Integer codes are used to represent characters in memory. For instance, `'A'` through `'Z'` have codes `65` through `90`; `'a'` through `'z'` have codes `97` through `122`. This leads to some curious results because the codes for the lowercase letters are higher than those for the uppercase letters.

In [0]:
name1 = 'Dave'
name2 = 'Susan'
name1 < name2, name1 > name2

(True, False)

In [0]:
name1 = 'dave'
name2 = 'Susan'
name1 < name2, name1 > name2

(False, True)

If this is not acceptable, convert the strings to lowercase first so that we get alphabetical ordering:

In [0]:
name1 = 'dave'
name2 = 'Susan'
name3 = name1.lower()
name4 = name2.lower()
name3 < name4, name3 > name4

(True, False)

### Example: Reformatting a Date String

Very often we have data in one format that we need to convert to another. Suppose we have a date in MM/DD/YYYY format, and we want to conver it to YYYY-MM-DD format. String slicing and concatenation will make this a breeze.

In [0]:
date = '07/04/2020'
month = date[:2]
day = date[3:5]
year = date[-4:]
new_date = year + '-' + month + '-' + day
new_date

'2020-07-04'

Here's another approach, using an f-string:

In [0]:
date = '07/04/2020'
month = date[:2]
day = date[3:5]
year = date[-4:]
new_date = f'{year}-{month}-{day}'
new_date

'2020-07-04'

There are yet other, shorter ways, but we haven't covered the relevant material yet.

### Example: Reformatting a Date String Revisited

What if the input date does not have two digits for the month and/or day, as in 7/4/2020? The code above won't work properly. Although there are easier ways of dealing with this, let's address this situation using slicing again.

The `find` function can take a second, *optional* argument that indicates at what index to start the search. We will use this feature to find the second slash in the input string.

In [0]:
date = '7/4/2020'
slash1_index = date.find('/')
slash2_index = date.find('/', slash1_index+1)
month = date[:slash1_index]
day = date[slash1_index+1:slash2_index]
year = date[slash2_index+1:]
new_date = f'{year}-{month}-{day}'
new_date

'2020-7-4'

Well, that almost worked.
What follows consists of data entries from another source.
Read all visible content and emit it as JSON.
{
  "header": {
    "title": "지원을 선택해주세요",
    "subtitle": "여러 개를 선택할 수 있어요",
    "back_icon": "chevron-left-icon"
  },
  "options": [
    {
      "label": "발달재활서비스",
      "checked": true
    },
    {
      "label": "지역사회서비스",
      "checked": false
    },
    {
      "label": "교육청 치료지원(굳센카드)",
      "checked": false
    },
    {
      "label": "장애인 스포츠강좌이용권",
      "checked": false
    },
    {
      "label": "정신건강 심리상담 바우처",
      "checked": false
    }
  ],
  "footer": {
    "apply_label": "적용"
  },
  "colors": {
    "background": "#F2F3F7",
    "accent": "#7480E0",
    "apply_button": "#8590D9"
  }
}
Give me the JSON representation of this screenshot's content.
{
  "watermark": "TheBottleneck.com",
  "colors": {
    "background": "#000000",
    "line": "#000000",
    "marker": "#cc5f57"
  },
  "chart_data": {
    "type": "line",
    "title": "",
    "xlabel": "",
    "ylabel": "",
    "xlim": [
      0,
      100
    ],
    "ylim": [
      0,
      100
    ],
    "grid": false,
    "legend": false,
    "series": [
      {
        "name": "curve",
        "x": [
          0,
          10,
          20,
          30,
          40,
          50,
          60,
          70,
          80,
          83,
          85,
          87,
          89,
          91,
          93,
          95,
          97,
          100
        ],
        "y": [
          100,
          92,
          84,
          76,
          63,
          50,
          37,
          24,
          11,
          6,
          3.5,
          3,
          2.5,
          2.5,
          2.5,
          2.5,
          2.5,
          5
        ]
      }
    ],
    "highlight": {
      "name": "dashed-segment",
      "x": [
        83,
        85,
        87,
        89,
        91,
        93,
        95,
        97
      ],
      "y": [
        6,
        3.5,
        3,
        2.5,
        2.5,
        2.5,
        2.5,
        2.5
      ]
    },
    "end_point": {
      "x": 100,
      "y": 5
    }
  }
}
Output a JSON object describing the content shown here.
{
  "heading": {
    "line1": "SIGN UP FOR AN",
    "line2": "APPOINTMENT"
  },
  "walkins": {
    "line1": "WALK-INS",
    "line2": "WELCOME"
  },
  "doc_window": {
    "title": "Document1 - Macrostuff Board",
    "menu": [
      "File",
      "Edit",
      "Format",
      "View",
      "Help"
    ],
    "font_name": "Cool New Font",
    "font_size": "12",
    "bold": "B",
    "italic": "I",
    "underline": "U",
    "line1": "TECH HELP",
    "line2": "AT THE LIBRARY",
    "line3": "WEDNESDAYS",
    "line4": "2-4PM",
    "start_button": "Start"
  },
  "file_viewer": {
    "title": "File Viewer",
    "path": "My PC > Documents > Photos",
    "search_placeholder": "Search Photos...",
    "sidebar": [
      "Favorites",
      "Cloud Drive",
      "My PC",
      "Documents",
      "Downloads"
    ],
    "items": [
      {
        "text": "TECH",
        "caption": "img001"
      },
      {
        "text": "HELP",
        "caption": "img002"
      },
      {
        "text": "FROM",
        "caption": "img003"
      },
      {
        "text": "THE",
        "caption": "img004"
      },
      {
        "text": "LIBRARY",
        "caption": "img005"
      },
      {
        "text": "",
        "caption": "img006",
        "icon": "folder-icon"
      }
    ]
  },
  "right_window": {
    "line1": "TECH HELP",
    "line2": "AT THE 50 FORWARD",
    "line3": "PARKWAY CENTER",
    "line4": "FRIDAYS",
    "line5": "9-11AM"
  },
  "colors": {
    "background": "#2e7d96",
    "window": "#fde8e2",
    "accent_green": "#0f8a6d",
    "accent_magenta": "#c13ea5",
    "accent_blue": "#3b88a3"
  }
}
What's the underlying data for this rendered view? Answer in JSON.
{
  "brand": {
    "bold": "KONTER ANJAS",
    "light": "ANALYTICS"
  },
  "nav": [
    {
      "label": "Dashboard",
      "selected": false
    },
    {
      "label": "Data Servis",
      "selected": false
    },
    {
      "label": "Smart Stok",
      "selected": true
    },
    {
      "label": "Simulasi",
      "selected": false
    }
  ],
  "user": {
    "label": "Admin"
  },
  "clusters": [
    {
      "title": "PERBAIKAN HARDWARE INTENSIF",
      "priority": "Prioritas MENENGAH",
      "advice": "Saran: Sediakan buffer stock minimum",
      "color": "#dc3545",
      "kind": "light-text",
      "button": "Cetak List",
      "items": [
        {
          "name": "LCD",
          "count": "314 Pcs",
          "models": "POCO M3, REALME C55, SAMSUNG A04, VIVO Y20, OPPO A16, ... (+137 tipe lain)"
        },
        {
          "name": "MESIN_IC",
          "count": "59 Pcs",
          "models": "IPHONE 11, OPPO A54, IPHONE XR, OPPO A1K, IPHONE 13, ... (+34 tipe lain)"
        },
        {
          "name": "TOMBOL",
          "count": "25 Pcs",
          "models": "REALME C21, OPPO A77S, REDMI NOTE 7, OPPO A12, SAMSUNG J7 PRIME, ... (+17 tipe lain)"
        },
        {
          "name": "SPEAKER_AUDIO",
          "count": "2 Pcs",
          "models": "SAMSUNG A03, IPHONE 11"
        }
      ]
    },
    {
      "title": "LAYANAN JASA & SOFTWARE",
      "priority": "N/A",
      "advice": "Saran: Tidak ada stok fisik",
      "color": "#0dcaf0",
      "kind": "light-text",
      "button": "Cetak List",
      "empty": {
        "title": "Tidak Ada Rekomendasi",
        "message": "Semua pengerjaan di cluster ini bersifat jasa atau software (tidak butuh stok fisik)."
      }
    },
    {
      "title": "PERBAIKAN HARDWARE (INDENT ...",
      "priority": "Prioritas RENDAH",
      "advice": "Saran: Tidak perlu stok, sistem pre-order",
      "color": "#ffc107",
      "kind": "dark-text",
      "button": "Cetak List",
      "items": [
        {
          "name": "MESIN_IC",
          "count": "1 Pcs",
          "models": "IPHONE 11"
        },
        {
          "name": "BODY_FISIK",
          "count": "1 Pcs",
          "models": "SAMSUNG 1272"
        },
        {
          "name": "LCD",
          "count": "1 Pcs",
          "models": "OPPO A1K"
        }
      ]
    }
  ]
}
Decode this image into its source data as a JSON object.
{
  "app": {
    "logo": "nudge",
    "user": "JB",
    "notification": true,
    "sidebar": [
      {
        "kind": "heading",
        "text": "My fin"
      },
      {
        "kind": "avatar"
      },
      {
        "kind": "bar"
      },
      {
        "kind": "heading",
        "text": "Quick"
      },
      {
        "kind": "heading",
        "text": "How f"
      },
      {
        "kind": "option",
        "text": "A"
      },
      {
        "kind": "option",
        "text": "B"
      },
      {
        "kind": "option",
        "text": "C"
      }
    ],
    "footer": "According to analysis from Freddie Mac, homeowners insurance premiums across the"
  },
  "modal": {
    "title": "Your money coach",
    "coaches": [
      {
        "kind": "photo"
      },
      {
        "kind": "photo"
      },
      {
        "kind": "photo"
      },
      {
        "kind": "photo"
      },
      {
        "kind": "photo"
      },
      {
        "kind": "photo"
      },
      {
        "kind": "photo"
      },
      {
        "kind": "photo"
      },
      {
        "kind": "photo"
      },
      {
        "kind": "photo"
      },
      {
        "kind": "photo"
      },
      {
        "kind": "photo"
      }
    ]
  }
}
We really should insert a `'0'` in front of single-digit months or days.

In [0]:
date = '7/4/2020'
slash1_index = date.find('/')
slash2_index = date.find('/', slash1_index+1)
month = date[:slash1_index]
day = date[slash1_index+1:slash2_index]
year = date[slash2_index+1:]
if len(month) == 1:
    month = '0' + month
if len(day) == 1:
    day = '0' + day
new_date = f'{year}-{month}-{day}'
new_date

'2020-07-04'

We will explore a string method called `split` in a future module which will make solving this problem a bit easier. We will revisit this problem at that point.